Apakah kita sudah mulai melihat krisis pengungsi Rohingya secara berbeda?

20 Juni 2022

DHAKA – Setiap tahun pemerintah Bangladesh, dan badan-badan PBB serta mitra Bangladesh dan internasionalnya menyiapkan “Rencana Respons Bersama” (JRP) untuk krisis pengungsi Rohingya yang sedang berlangsung di Bangladesh. “JRP 2022” menjelaskan mengapa USD 881 juta dibutuhkan tahun ini untuk 919.000 warga Rohingya dan 541.000 komunitas tuan rumah di Bangladesh dan bagaimana dana tersebut akan dibelanjakan. Sebagai seorang yang antusias terhadap perubahan iklim dan konservasi keanekaragaman hayati, saya melihat ada tiga perubahan besar namun saling berhubungan dalam JRP terbaru dibandingkan dengan yang sebelumnya.

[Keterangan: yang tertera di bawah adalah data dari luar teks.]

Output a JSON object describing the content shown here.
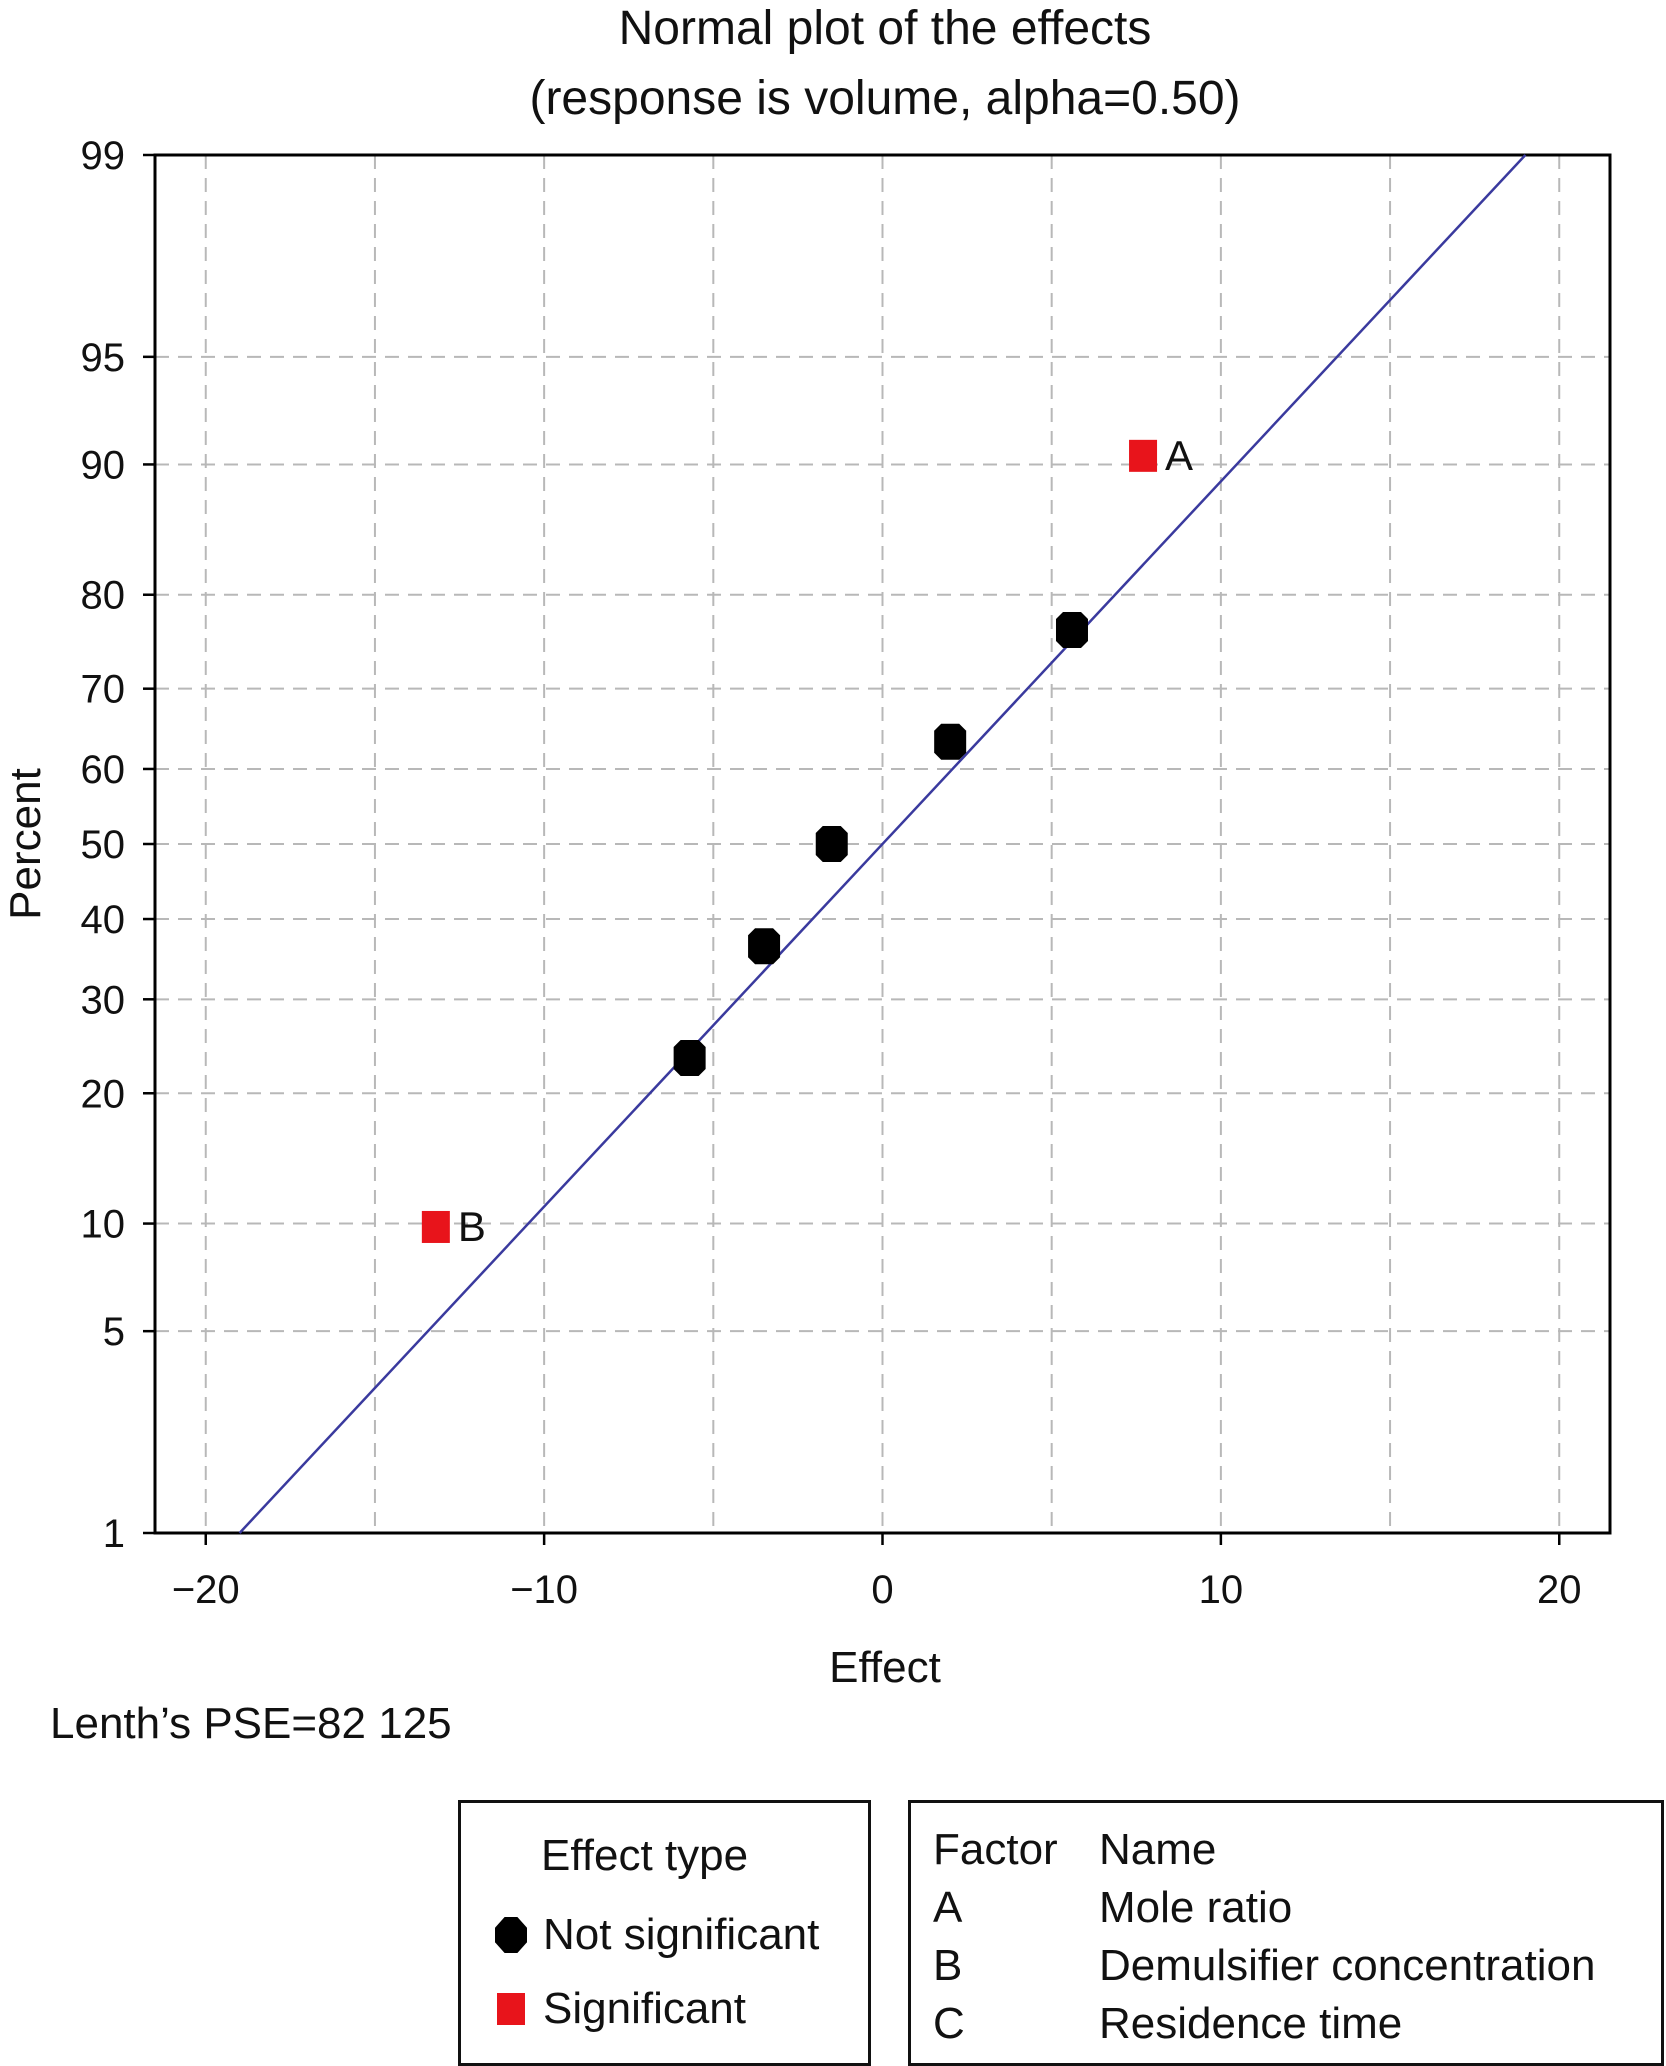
{
  "chart_data": {
    "type": "scatter",
    "title": "Normal plot of the effects",
    "subtitle": "(response is volume, alpha=0.50)",
    "xlabel": "Effect",
    "ylabel": "Percent",
    "xlim": [
      -21.5,
      21.5
    ],
    "x_ticks": [
      -20,
      -10,
      0,
      10,
      20
    ],
    "x_tick_labels": [
      "−20",
      "−10",
      "0",
      "10",
      "20"
    ],
    "y_scale": "normal-probability",
    "ylim": [
      1,
      99
    ],
    "y_ticks": [
      1,
      5,
      10,
      20,
      30,
      40,
      50,
      60,
      70,
      80,
      90,
      95,
      99
    ],
    "x_gridlines": [
      -20,
      -15,
      -10,
      -5,
      0,
      5,
      10,
      15,
      20
    ],
    "grid": true,
    "grid_style": "dashed",
    "fit_line": {
      "from": {
        "x": -19.0,
        "y": 1
      },
      "to": {
        "x": 19.0,
        "y": 99
      },
      "color": "#3a3a9e"
    },
    "points": [
      {
        "x": 7.7,
        "y": 90.5,
        "type": "Significant",
        "label": "A"
      },
      {
        "x": -13.2,
        "y": 9.8,
        "type": "Significant",
        "label": "B"
      },
      {
        "x": 5.6,
        "y": 76.5,
        "type": "Not significant",
        "label": ""
      },
      {
        "x": 2.0,
        "y": 63.5,
        "type": "Not significant",
        "label": ""
      },
      {
        "x": -1.5,
        "y": 50.0,
        "type": "Not significant",
        "label": ""
      },
      {
        "x": -3.5,
        "y": 36.5,
        "type": "Not significant",
        "label": ""
      },
      {
        "x": -5.7,
        "y": 23.5,
        "type": "Not significant",
        "label": ""
      }
    ],
    "colors": {
      "significant": "#e8141b",
      "not_significant": "#000000",
      "line": "#3a3a9e",
      "grid": "#b8b8b8"
    },
    "annotation": "Lenth’s PSE=82 125"
  },
  "legend_effect": {
    "title": "Effect type",
    "items": [
      {
        "label": "Not significant",
        "marker": "black-octagon"
      },
      {
        "label": "Significant",
        "marker": "red-square"
      }
    ]
  },
  "legend_factor": {
    "headers": [
      "Factor",
      "Name"
    ],
    "rows": [
      [
        "A",
        "Mole ratio"
      ],
      [
        "B",
        "Demulsifier concentration"
      ],
      [
        "C",
        "Residence time"
      ]
    ]
  }
}
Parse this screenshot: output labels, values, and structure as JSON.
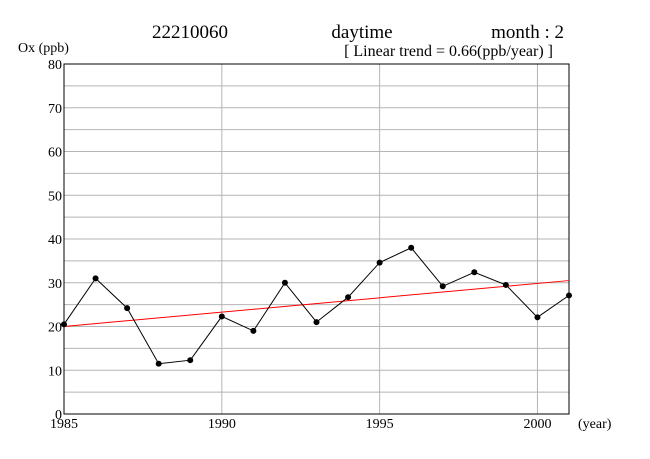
{
  "header": {
    "station": "22210060",
    "period": "daytime",
    "month_label": "month : 2",
    "trend_label": "[ Linear trend = 0.66(ppb/year) ]"
  },
  "chart_data": {
    "type": "line",
    "title": "22210060",
    "subtitle": "[ Linear trend = 0.66(ppb/year) ]",
    "ylabel": "Ox (ppb)",
    "xlabel": "(year)",
    "xlim": [
      1985,
      2001
    ],
    "ylim": [
      0,
      80
    ],
    "x_ticks": [
      1985,
      1990,
      1995,
      2000
    ],
    "y_ticks": [
      0,
      10,
      20,
      30,
      40,
      50,
      60,
      70,
      80
    ],
    "grid": true,
    "x": [
      1985,
      1986,
      1987,
      1988,
      1989,
      1990,
      1991,
      1992,
      1993,
      1994,
      1995,
      1996,
      1997,
      1998,
      1999,
      2000,
      2001
    ],
    "series": [
      {
        "values": [
          20.5,
          31.0,
          24.2,
          11.5,
          12.3,
          22.3,
          19.0,
          30.0,
          21.0,
          26.7,
          34.6,
          38.0,
          29.2,
          32.4,
          29.5,
          22.1,
          27.1
        ],
        "color": "#000000"
      }
    ],
    "trend": {
      "start": [
        1985,
        20.0
      ],
      "end": [
        2001,
        30.5
      ],
      "slope": 0.66,
      "color": "#ff0000"
    }
  }
}
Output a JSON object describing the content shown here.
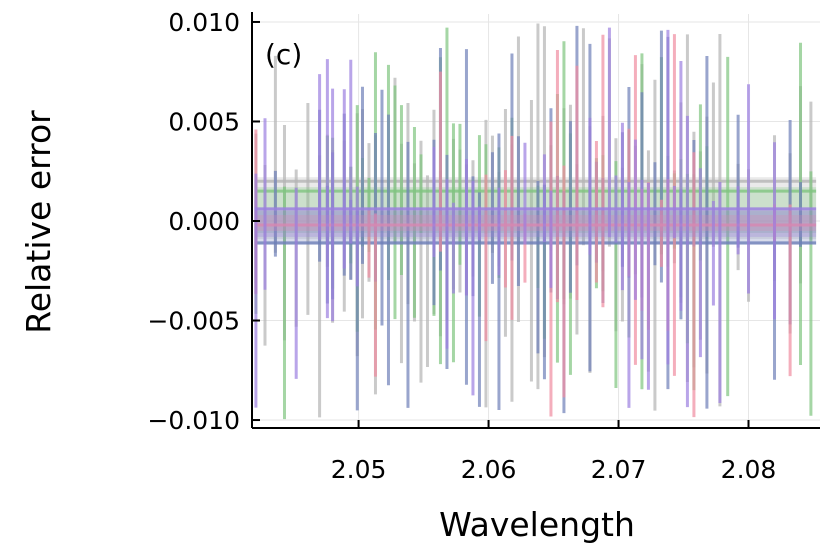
{
  "chart_data": {
    "type": "line",
    "panel_label": "(c)",
    "xlabel": "Wavelength",
    "ylabel": "Relative error",
    "xlim": [
      2.0418,
      2.0855
    ],
    "ylim": [
      -0.0104,
      0.0104
    ],
    "xticks": [
      2.05,
      2.06,
      2.07,
      2.08
    ],
    "xtick_labels": [
      "2.05",
      "2.06",
      "2.07",
      "2.08"
    ],
    "yticks": [
      0.01,
      0.005,
      0.0,
      -0.005,
      -0.01
    ],
    "ytick_labels": [
      "0.010",
      "0.005",
      "0.000",
      "−0.005",
      "−0.010"
    ],
    "clip": [
      -0.01,
      0.01
    ],
    "grid": true,
    "series": [
      {
        "color": "#b4b4b4",
        "band": [
          -0.0009,
          0.0022
        ],
        "line": 0.002,
        "spike_rate": 0.75
      },
      {
        "color": "#7fc47f",
        "band": [
          -0.0006,
          0.0017
        ],
        "line": 0.0015,
        "spike_rate": 0.55
      },
      {
        "color": "#6e7fb8",
        "band": [
          -0.0012,
          0.0005
        ],
        "line": -0.0011,
        "spike_rate": 0.6
      },
      {
        "color": "#f08ca0",
        "band": [
          -0.0005,
          0.0003
        ],
        "line": -0.0002,
        "spike_rate": 0.25
      },
      {
        "color": "#9b7fe0",
        "band": [
          -0.0008,
          0.0007
        ],
        "line": 0.0006,
        "spike_rate": 0.5
      }
    ],
    "absorption_lines": [
      2.0421,
      2.0428,
      2.0436,
      2.0443,
      2.0452,
      2.0461,
      2.047,
      2.0476,
      2.048,
      2.0485,
      2.0489,
      2.0494,
      2.0499,
      2.0503,
      2.0508,
      2.0513,
      2.0518,
      2.0523,
      2.0528,
      2.0533,
      2.0538,
      2.0543,
      2.0548,
      2.0553,
      2.0558,
      2.0563,
      2.0568,
      2.0573,
      2.0578,
      2.0583,
      2.0588,
      2.0593,
      2.0598,
      2.0603,
      2.0608,
      2.0613,
      2.0618,
      2.0623,
      2.0628,
      2.0633,
      2.0638,
      2.0643,
      2.0648,
      2.0653,
      2.0658,
      2.0663,
      2.0668,
      2.0673,
      2.0678,
      2.0683,
      2.0688,
      2.0693,
      2.0698,
      2.0703,
      2.0708,
      2.0713,
      2.0718,
      2.0723,
      2.0728,
      2.0733,
      2.0738,
      2.0743,
      2.0748,
      2.0753,
      2.0758,
      2.0763,
      2.0768,
      2.0773,
      2.0778,
      2.0784,
      2.0792,
      2.08,
      2.081,
      2.082,
      2.0832,
      2.084,
      2.0848
    ]
  }
}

Pertama, JRP 2022 memiliki lima tujuan strategis untuk mendukung populasi Bangladesh dan Rohingya yang terkena dampak. Empat tujuan pertama berfokus pada repatriasi pengungsi, memastikan perlindungan mereka di kamp-kamp, ​​memberikan bantuan kemanusiaan kepada pengungsi dan tuan rumah, dan mendukung kesejahteraan masyarakat tuan rumah di Ukhiya dan Teknaf. Tujuan strategis kelima berbunyi: “Memperkuat manajemen risiko bencana dan memerangi dampak perubahan iklim.” Meskipun manajemen risiko bencana selalu menjadi elemen kuat dalam JRP sebelumnya, perubahan iklim atau ketahanan iklim hanya disebutkan secara sepintas dalam narasi-narasi sebelumnya.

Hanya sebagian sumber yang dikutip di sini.